Healthcare Practitioner’s Implementation and MBA
Healthcare management is a swiftly growing field, and its development is not going to stop. It causes the opening of multiple healthcare organizations and hospitals which need an effective management. The MBA degree provides the knowledge needed to run a healthcare organization effectively. Also, having MBA in healthcare allows becoming a hospital manager, pharmaceutical product manager or medical practice manager, and grants excellent career options and salary.
To understand what features are typical of health care systems in different cultures today, it is needed to compare and contrast managerial and consumer behavior patterns, cultural values, negotiation styles, financial matters, and political considerations. Though the medicine and medical equipment today are highly developed, there are a lot of people suffering from not having access to it. According to the World Health Organization’s ranking of World’s Health Systems, today, the top ten countries with the highest level of health care are Switzerland, Japan, Austria, San Marino, England, Singapore, Malta, Andorra, Italy and France. The last ten countries in the ranking are Myanmar, Central African Republic, Democratic Republic of the Congo, Nigeria, Liberia, Malawi, Mozambique, Lesotho, Zambia and Angola. Due to the high level of migrations and internationality of big countries, there are some struggles in the modern medicine. These problems are usually caused by the language barrier, mentality and specific cultural beliefs. The matter of medicine is rapidly growing and contributes to the competition in the field, becoming the concern of businessmen and politicians. Despite the differences in health care systems of different countries and cultures, there is no doubt that the development and funding of medicine is one of the major concerns in today’s society.
Fuchs, V. R. (2013). How and why US health care differs from that in other OECD countries. JAMA, 309(1), 33-34.

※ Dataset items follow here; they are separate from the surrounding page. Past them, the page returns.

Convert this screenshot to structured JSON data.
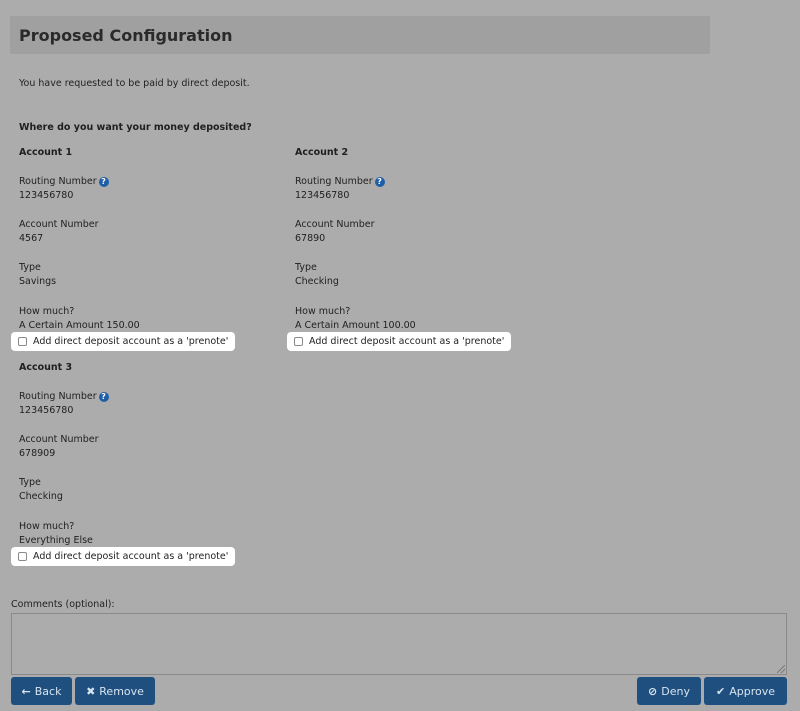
{
  "header": {
    "title": "Proposed Configuration"
  },
  "intro": "You have requested to be paid by direct deposit.",
  "question": "Where do you want your money deposited?",
  "labels": {
    "routing": "Routing Number",
    "account_number": "Account Number",
    "type": "Type",
    "how_much": "How much?",
    "prenote": "Add direct deposit account as a 'prenote'"
  },
  "accounts": [
    {
      "title": "Account 1",
      "routing": "123456780",
      "account_number": "4567",
      "type": "Savings",
      "how_much": "A Certain Amount 150.00"
    },
    {
      "title": "Account 2",
      "routing": "123456780",
      "account_number": "67890",
      "type": "Checking",
      "how_much": "A Certain Amount 100.00"
    },
    {
      "title": "Account 3",
      "routing": "123456780",
      "account_number": "678909",
      "type": "Checking",
      "how_much": "Everything Else"
    }
  ],
  "comments": {
    "label": "Comments (optional):",
    "value": ""
  },
  "buttons": {
    "back": "Back",
    "remove": "Remove",
    "deny": "Deny",
    "approve": "Approve"
  },
  "icons": {
    "back": "arrow-left-icon",
    "remove": "x-icon",
    "deny": "ban-icon",
    "approve": "check-icon",
    "help": "question-circle-icon"
  },
  "colors": {
    "button": "#1f4f7e",
    "help_icon": "#1f5fa8",
    "background": "#acacac"
  }
}
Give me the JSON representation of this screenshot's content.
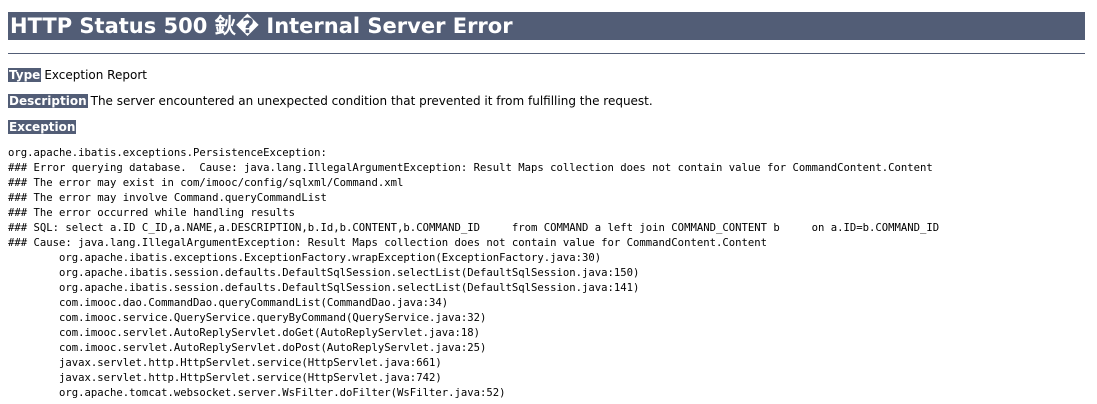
{
  "title": "HTTP Status 500 鈥� Internal Server Error",
  "type": {
    "label": "Type",
    "value": "Exception Report"
  },
  "description": {
    "label": "Description",
    "value": "The server encountered an unexpected condition that prevented it from fulfilling the request."
  },
  "exception": {
    "label": "Exception",
    "lines": [
      "org.apache.ibatis.exceptions.PersistenceException:",
      "### Error querying database.  Cause: java.lang.IllegalArgumentException: Result Maps collection does not contain value for CommandContent.Content",
      "### The error may exist in com/imooc/config/sqlxml/Command.xml",
      "### The error may involve Command.queryCommandList",
      "### The error occurred while handling results",
      "### SQL: select a.ID C_ID,a.NAME,a.DESCRIPTION,b.Id,b.CONTENT,b.COMMAND_ID     from COMMAND a left join COMMAND_CONTENT b     on a.ID=b.COMMAND_ID",
      "### Cause: java.lang.IllegalArgumentException: Result Maps collection does not contain value for CommandContent.Content",
      "\torg.apache.ibatis.exceptions.ExceptionFactory.wrapException(ExceptionFactory.java:30)",
      "\torg.apache.ibatis.session.defaults.DefaultSqlSession.selectList(DefaultSqlSession.java:150)",
      "\torg.apache.ibatis.session.defaults.DefaultSqlSession.selectList(DefaultSqlSession.java:141)",
      "\tcom.imooc.dao.CommandDao.queryCommandList(CommandDao.java:34)",
      "\tcom.imooc.service.QueryService.queryByCommand(QueryService.java:32)",
      "\tcom.imooc.servlet.AutoReplyServlet.doGet(AutoReplyServlet.java:18)",
      "\tcom.imooc.servlet.AutoReplyServlet.doPost(AutoReplyServlet.java:25)",
      "\tjavax.servlet.http.HttpServlet.service(HttpServlet.java:661)",
      "\tjavax.servlet.http.HttpServlet.service(HttpServlet.java:742)",
      "\torg.apache.tomcat.websocket.server.WsFilter.doFilter(WsFilter.java:52)"
    ]
  },
  "colors": {
    "header_bg": "#525d76",
    "header_text": "#ffffff",
    "body_text": "#000000",
    "page_bg": "#ffffff"
  }
}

Kutzin, J. (2013). Health financing for universal coverage and health system performance: Concepts and implications for policy. Bulletin of the World Health Organization, 91(8), 602-611.
Uphoff, E. P., Pickett, K. E., Cabieses, B., Small, N., & Wright, J. (2013). A systematic review of the relationships between social capital and socioeconomic inequalities in health: A contribution to understanding the psychosocial pathway of health inequalities. International Journal for Equity in Health, 12(1), 1-12.